L’espoir, cette panacée universelle, ce bien suprême que Dieu, dans son inépuisable miséricorde, a donné aux malheureux pour les aider à souffrir, était subitement rentré dans son cœur ; alors elle redevint forte et prête à engager la lutte contre ses ennemis inconnus.

Elle savait à présent qu’un ami veillait dans l’ombre sur elle, que, le cas échéant, son appui ne lui manquerait pas ; aussi, ce fut non avec crainte, mais presque avec impatience, qu’elle attendit que ses ravisseurs lui signifiassent leurs volontés.

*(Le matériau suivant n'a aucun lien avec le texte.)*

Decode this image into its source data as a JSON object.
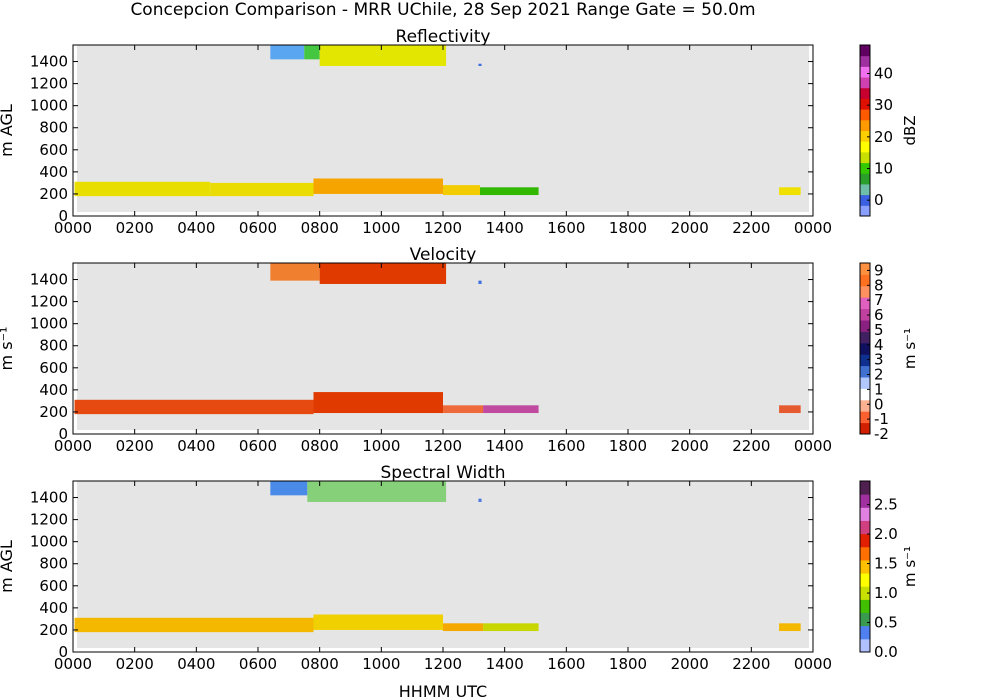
{
  "figure": {
    "title": "Concepcion Comparison - MRR UChile, 28 Sep 2021 Range Gate = 50.0m",
    "xlabel": "HHMM UTC"
  },
  "chart_data": [
    {
      "type": "heatmap",
      "title": "Reflectivity",
      "ylabel": "m AGL",
      "x_ticks": [
        "0000",
        "0200",
        "0400",
        "0600",
        "0800",
        "1000",
        "1200",
        "1400",
        "1600",
        "1800",
        "2000",
        "2200",
        "0000"
      ],
      "y_ticks": [
        "0",
        "200",
        "400",
        "600",
        "800",
        "1000",
        "1200",
        "1400"
      ],
      "xlim_hours": [
        0,
        24
      ],
      "ylim_m": [
        0,
        1550
      ],
      "colorbar": {
        "label": "dBZ",
        "range": [
          -5,
          49
        ],
        "ticks": [
          "0",
          "10",
          "20",
          "30",
          "40"
        ],
        "tick_values": [
          0,
          10,
          20,
          30,
          40
        ]
      },
      "echoes": [
        {
          "t_start": 0.05,
          "t_end": 4.45,
          "h_bottom": 180,
          "h_top": 310,
          "value": 18,
          "color": "#e8df00"
        },
        {
          "t_start": 4.45,
          "t_end": 7.8,
          "h_bottom": 180,
          "h_top": 300,
          "value": 19,
          "color": "#eadc00"
        },
        {
          "t_start": 7.8,
          "t_end": 12.0,
          "h_bottom": 200,
          "h_top": 340,
          "value": 24,
          "color": "#f6a500"
        },
        {
          "t_start": 12.0,
          "t_end": 13.2,
          "h_bottom": 190,
          "h_top": 280,
          "value": 20,
          "color": "#f2cc00"
        },
        {
          "t_start": 13.2,
          "t_end": 15.1,
          "h_bottom": 190,
          "h_top": 260,
          "value": 13,
          "color": "#33b800"
        },
        {
          "t_start": 22.9,
          "t_end": 23.6,
          "h_bottom": 190,
          "h_top": 260,
          "value": 18,
          "color": "#f0e000"
        },
        {
          "t_start": 6.4,
          "t_end": 7.5,
          "h_bottom": 1420,
          "h_top": 1550,
          "value": 5,
          "color": "#5aa6f0"
        },
        {
          "t_start": 7.5,
          "t_end": 8.0,
          "h_bottom": 1420,
          "h_top": 1550,
          "value": 10,
          "color": "#44c640"
        },
        {
          "t_start": 8.0,
          "t_end": 12.1,
          "h_bottom": 1360,
          "h_top": 1550,
          "value": 17,
          "color": "#e3e600"
        },
        {
          "t_start": 13.15,
          "t_end": 13.25,
          "h_bottom": 1360,
          "h_top": 1380,
          "value": 0,
          "color": "#3a6ee0"
        }
      ]
    },
    {
      "type": "heatmap",
      "title": "Velocity",
      "ylabel": "m s⁻¹",
      "x_ticks": [
        "0000",
        "0200",
        "0400",
        "0600",
        "0800",
        "1000",
        "1200",
        "1400",
        "1600",
        "1800",
        "2000",
        "2200",
        "0000"
      ],
      "y_ticks": [
        "0",
        "200",
        "400",
        "600",
        "800",
        "1000",
        "1200",
        "1400"
      ],
      "xlim_hours": [
        0,
        24
      ],
      "ylim_m": [
        0,
        1550
      ],
      "colorbar": {
        "label": "m s⁻¹",
        "range": [
          -2,
          9.5
        ],
        "ticks": [
          "-2",
          "-1",
          "0",
          "1",
          "2",
          "3",
          "4",
          "5",
          "6",
          "7",
          "8",
          "9"
        ],
        "tick_values": [
          -2,
          -1,
          0,
          1,
          2,
          3,
          4,
          5,
          6,
          7,
          8,
          9
        ]
      },
      "echoes": [
        {
          "t_start": 0.05,
          "t_end": 7.8,
          "h_bottom": 180,
          "h_top": 310,
          "value": -1.8,
          "color": "#e64a10"
        },
        {
          "t_start": 7.8,
          "t_end": 12.0,
          "h_bottom": 190,
          "h_top": 380,
          "value": -1.9,
          "color": "#e03a00"
        },
        {
          "t_start": 12.0,
          "t_end": 13.3,
          "h_bottom": 190,
          "h_top": 260,
          "value": -1.6,
          "color": "#ee6a3a"
        },
        {
          "t_start": 13.3,
          "t_end": 15.1,
          "h_bottom": 190,
          "h_top": 260,
          "value": 5.0,
          "color": "#c04aa0"
        },
        {
          "t_start": 22.9,
          "t_end": 23.6,
          "h_bottom": 190,
          "h_top": 260,
          "value": -1.5,
          "color": "#e65a30"
        },
        {
          "t_start": 6.4,
          "t_end": 8.0,
          "h_bottom": 1390,
          "h_top": 1550,
          "value": 8.5,
          "color": "#f08030"
        },
        {
          "t_start": 8.0,
          "t_end": 12.1,
          "h_bottom": 1360,
          "h_top": 1550,
          "value": -1.9,
          "color": "#e03a00"
        },
        {
          "t_start": 13.15,
          "t_end": 13.25,
          "h_bottom": 1360,
          "h_top": 1390,
          "value": 1.5,
          "color": "#3a6ee0"
        }
      ]
    },
    {
      "type": "heatmap",
      "title": "Spectral Width",
      "ylabel": "m AGL",
      "x_ticks": [
        "0000",
        "0200",
        "0400",
        "0600",
        "0800",
        "1000",
        "1200",
        "1400",
        "1600",
        "1800",
        "2000",
        "2200",
        "0000"
      ],
      "y_ticks": [
        "0",
        "200",
        "400",
        "600",
        "800",
        "1000",
        "1200",
        "1400"
      ],
      "xlim_hours": [
        0,
        24
      ],
      "ylim_m": [
        0,
        1550
      ],
      "colorbar": {
        "label": "m s⁻¹",
        "range": [
          0,
          2.9
        ],
        "ticks": [
          "0.0",
          "0.5",
          "1.0",
          "1.5",
          "2.0",
          "2.5"
        ],
        "tick_values": [
          0,
          0.5,
          1.0,
          1.5,
          2.0,
          2.5
        ]
      },
      "echoes": [
        {
          "t_start": 0.05,
          "t_end": 7.8,
          "h_bottom": 180,
          "h_top": 310,
          "value": 1.7,
          "color": "#f4b800"
        },
        {
          "t_start": 7.8,
          "t_end": 12.0,
          "h_bottom": 200,
          "h_top": 340,
          "value": 1.6,
          "color": "#f0d000"
        },
        {
          "t_start": 12.0,
          "t_end": 13.3,
          "h_bottom": 190,
          "h_top": 260,
          "value": 1.8,
          "color": "#f4a800"
        },
        {
          "t_start": 13.3,
          "t_end": 15.1,
          "h_bottom": 190,
          "h_top": 260,
          "value": 1.3,
          "color": "#c8d600"
        },
        {
          "t_start": 22.9,
          "t_end": 23.6,
          "h_bottom": 190,
          "h_top": 260,
          "value": 1.7,
          "color": "#f4b800"
        },
        {
          "t_start": 6.4,
          "t_end": 7.6,
          "h_bottom": 1420,
          "h_top": 1550,
          "value": 0.5,
          "color": "#4a8ae8"
        },
        {
          "t_start": 7.6,
          "t_end": 12.1,
          "h_bottom": 1360,
          "h_top": 1550,
          "value": 0.9,
          "color": "#86d07a"
        },
        {
          "t_start": 13.15,
          "t_end": 13.25,
          "h_bottom": 1360,
          "h_top": 1390,
          "value": 0.4,
          "color": "#4a7ae0"
        }
      ]
    }
  ],
  "colorbar_palettes": {
    "reflectivity": [
      "#8a9fff",
      "#3a5fe0",
      "#6fbfa8",
      "#2aa02a",
      "#33c800",
      "#c8e000",
      "#ffff00",
      "#ffd000",
      "#ff9a00",
      "#ff5a00",
      "#e01000",
      "#c80030",
      "#d040b0",
      "#f070f0",
      "#a030a0",
      "#600060"
    ],
    "velocity": [
      "#d02000",
      "#ff6030",
      "#ffb090",
      "#ffffff",
      "#b0c8ff",
      "#4070d0",
      "#103090",
      "#101060",
      "#402060",
      "#8a2080",
      "#c040a0",
      "#e060c0",
      "#ff9060",
      "#ff7020",
      "#ff9040"
    ],
    "spectral_width": [
      "#b0c0ff",
      "#5080f0",
      "#3a9a50",
      "#40c000",
      "#c8e000",
      "#ffff00",
      "#ffc000",
      "#ff7000",
      "#e02000",
      "#d04080",
      "#e080e0",
      "#a030a0",
      "#502050"
    ]
  }
}
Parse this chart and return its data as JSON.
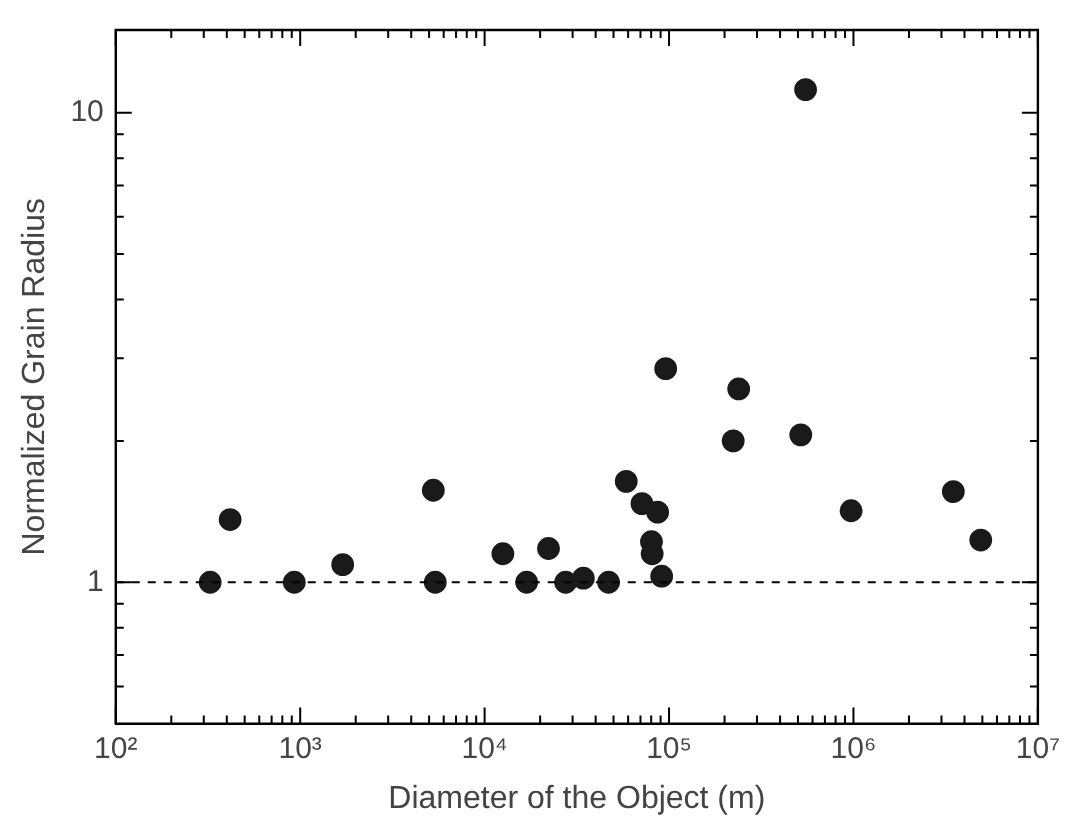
{
  "chart_data": {
    "type": "scatter",
    "xlabel": "Diameter of the Object (m)",
    "ylabel": "Normalized Grain Radius",
    "log": "xy",
    "marker": "circle",
    "grid": false,
    "x": [
      325,
      417,
      929,
      1700,
      5270,
      5400,
      12560,
      16900,
      22200,
      27500,
      34300,
      47000,
      58600,
      71300,
      86700,
      80300,
      81000,
      91200,
      95900,
      222800,
      238600,
      518000,
      550000,
      971000,
      3480000,
      4900000
    ],
    "series": [
      {
        "color": "#1a1a1a",
        "values": [
          1,
          1.36,
          1,
          1.09,
          1.57,
          1,
          1.15,
          1,
          1.18,
          1,
          1.02,
          1,
          1.64,
          1.47,
          1.41,
          1.22,
          1.15,
          1.03,
          2.85,
          2,
          2.58,
          2.06,
          11.2,
          1.42,
          1.56,
          1.23
        ]
      }
    ],
    "xlim": [
      100,
      10000000
    ],
    "ylim": [
      0.5,
      15
    ],
    "xticks": [
      {
        "value": 100,
        "label": "10²"
      },
      {
        "value": 200,
        "label": null
      },
      {
        "value": 300,
        "label": null
      },
      {
        "value": 400,
        "label": null
      },
      {
        "value": 500,
        "label": null
      },
      {
        "value": 600,
        "label": null
      },
      {
        "value": 700,
        "label": null
      },
      {
        "value": 800,
        "label": null
      },
      {
        "value": 900,
        "label": null
      },
      {
        "value": 1000,
        "label": "10³"
      },
      {
        "value": 2000,
        "label": null
      },
      {
        "value": 3000,
        "label": null
      },
      {
        "value": 4000,
        "label": null
      },
      {
        "value": 5000,
        "label": null
      },
      {
        "value": 6000,
        "label": null
      },
      {
        "value": 7000,
        "label": null
      },
      {
        "value": 8000,
        "label": null
      },
      {
        "value": 9000,
        "label": null
      },
      {
        "value": 10000,
        "label": "10⁴"
      },
      {
        "value": 20000,
        "label": null
      },
      {
        "value": 30000,
        "label": null
      },
      {
        "value": 40000,
        "label": null
      },
      {
        "value": 50000,
        "label": null
      },
      {
        "value": 60000,
        "label": null
      },
      {
        "value": 70000,
        "label": null
      },
      {
        "value": 80000,
        "label": null
      },
      {
        "value": 90000,
        "label": null
      },
      {
        "value": 100000,
        "label": "10⁵"
      },
      {
        "value": 200000,
        "label": null
      },
      {
        "value": 300000,
        "label": null
      },
      {
        "value": 400000,
        "label": null
      },
      {
        "value": 500000,
        "label": null
      },
      {
        "value": 600000,
        "label": null
      },
      {
        "value": 700000,
        "label": null
      },
      {
        "value": 800000,
        "label": null
      },
      {
        "value": 900000,
        "label": null
      },
      {
        "value": 1000000,
        "label": "10⁶"
      },
      {
        "value": 2000000,
        "label": null
      },
      {
        "value": 3000000,
        "label": null
      },
      {
        "value": 4000000,
        "label": null
      },
      {
        "value": 5000000,
        "label": null
      },
      {
        "value": 6000000,
        "label": null
      },
      {
        "value": 7000000,
        "label": null
      },
      {
        "value": 8000000,
        "label": null
      },
      {
        "value": 9000000,
        "label": null
      },
      {
        "value": 10000000,
        "label": "10⁷"
      }
    ],
    "yticks": [
      {
        "value": 0.6,
        "label": null
      },
      {
        "value": 0.7,
        "label": null
      },
      {
        "value": 0.8,
        "label": null
      },
      {
        "value": 0.9,
        "label": null
      },
      1,
      {
        "value": 2,
        "label": null
      },
      {
        "value": 3,
        "label": null
      },
      {
        "value": 4,
        "label": null
      },
      {
        "value": 5,
        "label": null
      },
      {
        "value": 6,
        "label": null
      },
      {
        "value": 7,
        "label": null
      },
      {
        "value": 8,
        "label": null
      },
      {
        "value": 9,
        "label": null
      },
      10
    ],
    "ref_lines": [
      {
        "axis": "y",
        "value": 1,
        "color": "#000000",
        "line_style": "dashed"
      }
    ]
  }
}
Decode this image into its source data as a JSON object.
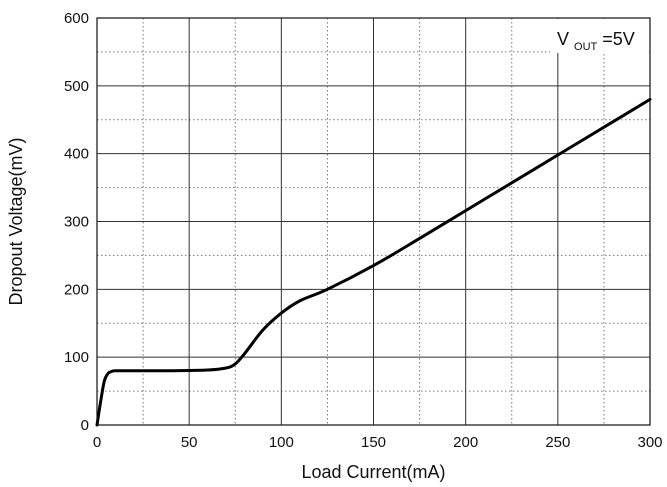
{
  "chart_data": {
    "type": "line",
    "xlabel": "Load Current(mA)",
    "ylabel": "Dropout Voltage(mV)",
    "xlim": [
      0,
      300
    ],
    "ylim": [
      0,
      600
    ],
    "x_ticks": [
      0,
      50,
      100,
      150,
      200,
      250,
      300
    ],
    "y_ticks": [
      0,
      100,
      200,
      300,
      400,
      500,
      600
    ],
    "x_tick_labels": [
      "0",
      "50",
      "100",
      "150",
      "200",
      "250",
      "300"
    ],
    "y_tick_labels": [
      "0",
      "100",
      "200",
      "300",
      "400",
      "500",
      "600"
    ],
    "grid": {
      "major": "solid",
      "minor": "dotted",
      "x_minor_step": 25,
      "y_minor_step": 50
    },
    "annotation": {
      "main": "V",
      "subscript": "OUT",
      "suffix": "=5V",
      "placement": "top-right"
    },
    "series": [
      {
        "color": "#000000",
        "x": [
          0,
          2,
          4,
          6,
          8,
          10,
          20,
          40,
          60,
          70,
          75,
          80,
          90,
          100,
          110,
          125,
          150,
          175,
          200,
          225,
          250,
          275,
          300
        ],
        "y": [
          0,
          35,
          65,
          76,
          79,
          80,
          80,
          80,
          81,
          84,
          90,
          105,
          140,
          165,
          183,
          200,
          235,
          275,
          316,
          357,
          398,
          439,
          480
        ]
      }
    ]
  }
}
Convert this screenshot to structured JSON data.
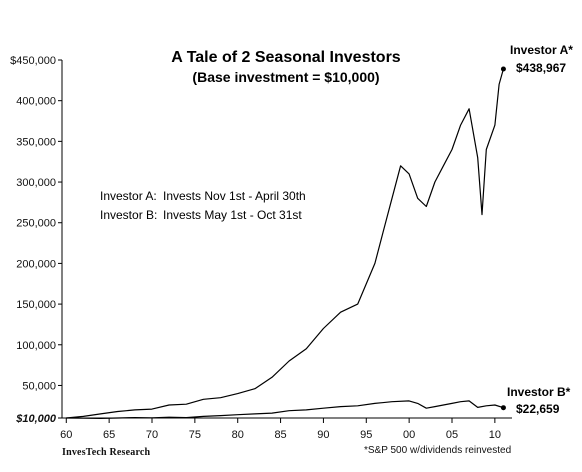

Le lieu où elle était enfermée était plongé dans une obscurité complète. Dans les premiers moments ce fut en vain qu’elle essaya de distinguer quelque chose dans ce chaos ; mais peu à peu ses yeux s’accoutumèrent aux ténèbres, et, en face d’elle, elle aperçut une faible lueur qui filtrait entre les ais mal joints d’une porte.

Alors, avec précaution, pour ne pas éveiller l’attention des gardiens invisibles qui peut-être la surveillaient, elle tendit les bras en avant pour éviter de se choquer contre quelque obstacle qu’elle ne pouvait voir, et s’avança à pas de loup, en prêtant l’oreille au moindre bruit, du côté où brillait cette lueur, lumière qui l’attirait instinctivement comme la flamme attire les papillons imprudents dont elle brûle les ailes.

Plus elle approchait, plus cette lueur devenait distincte ; un bruit de voix arrivait jusqu’à elle.